What a strange place is DEPUY LAND, the place inhabited by the people who work for “DePuy”, in its various corporate guises.
It surely is a lawyer-free zone. We can infer this from a Field Safety Notice on the website of the Irish Medicines Board. The notice is the provincial edition of a world-wide notice to DePuy customers. The customers have bought a DePuy “product” and there are quality issues with the product.
What’s the product?
It’s called the DePuy FREEMAN Cemented Femoral Hip Stem and the customers are big hospitals with orthopaedic services.
The hospitals are big because they do big operations, like cutting off the top of a patient’s thigh bone (the femor) and then sticking a metal spike (the “stem”) down the centre of the bone to create a new ball-and-socket in the patient’s hip.

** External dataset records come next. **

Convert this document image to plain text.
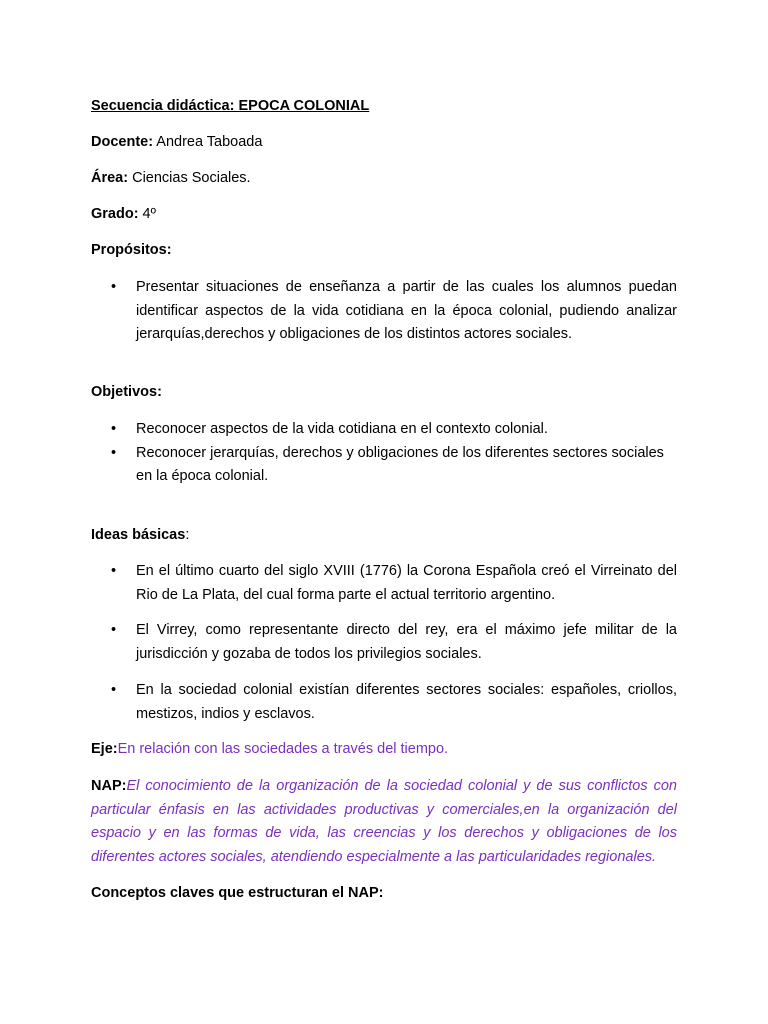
Secuencia didáctica: EPOCA COLONIAL

Docente: Andrea Taboada

Área: Ciencias Sociales.

Grado: 4º

Propósitos:

• Presentar situaciones de enseñanza a partir de las cuales los alumnos puedan identificar aspectos de la vida cotidiana en la época colonial, pudiendo analizar jerarquías,derechos y obligaciones de los distintos actores sociales.

Objetivos:

• Reconocer aspectos de la vida cotidiana en el contexto colonial.
• Reconocer jerarquías, derechos y obligaciones de los diferentes sectores sociales en la época colonial.

Ideas básicas:

• En el último cuarto del siglo XVIII (1776) la Corona Española creó el Virreinato del Rio de La Plata, del cual forma parte el actual territorio argentino.
• El Virrey, como representante directo del rey, era el máximo jefe militar de la jurisdicción y gozaba de todos los privilegios sociales.
• En la sociedad colonial existían diferentes sectores sociales: españoles, criollos, mestizos, indios y esclavos.

Eje:En relación con las sociedades a través del tiempo.

NAP:El conocimiento de la organización de la sociedad colonial y de sus conflictos con particular énfasis en las actividades productivas y comerciales,en la organización del espacio y en las formas de vida, las creencias y los derechos y obligaciones de los diferentes actores sociales, atendiendo especialmente a las particularidades regionales.

Conceptos claves que estructuran el NAP:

Now, it turns out that this is problematic. As DePuy expresses it in the Field Safety Notice (“FSN”), (Which is dated 17th April 2012):
“…However, research has led DePuy to conclude that, when used in combination with a MoM articulation DePuy’s cemented, polished, CoCro femoral hip stems, including the FREEMAN Cemented Femoral Hip Stem could exhibit excessive corrosion of the polished surfaces which are within the cement mantle.”
The significant word in that statement is “could”. It is in fact an understatement.
The FSN is the outcome of DePuy investigations started in 2007. The investigations started, as the FSN notes, because actual real people had suffered the consequences of DePuy product failures and had to have the products taken back out of their bodies. These were big operations.
In short, “could”, in the FSN, should read “would”.
Furthermore, this problem remained as a trap for those patients fitted with the “DePuy FREEMAN Cemented Femoral Hip Stem” between 2007 and 2012, a time during which Depuy was looking into the problem.
These patients are, and were, guinea pigs for DePuy. They are left with the consequences of the product failure without having ever consented to run the risk of that failure.
Of course, in law, DePuy, and the patients’ big orthopaedic hospitals are liable, for different reasons, to compensate the patients for these product failures.
That’s the theory; but, if there are no lawyers in DEPUY LAND, who is to alert the patients to the existence of their right to make a claim?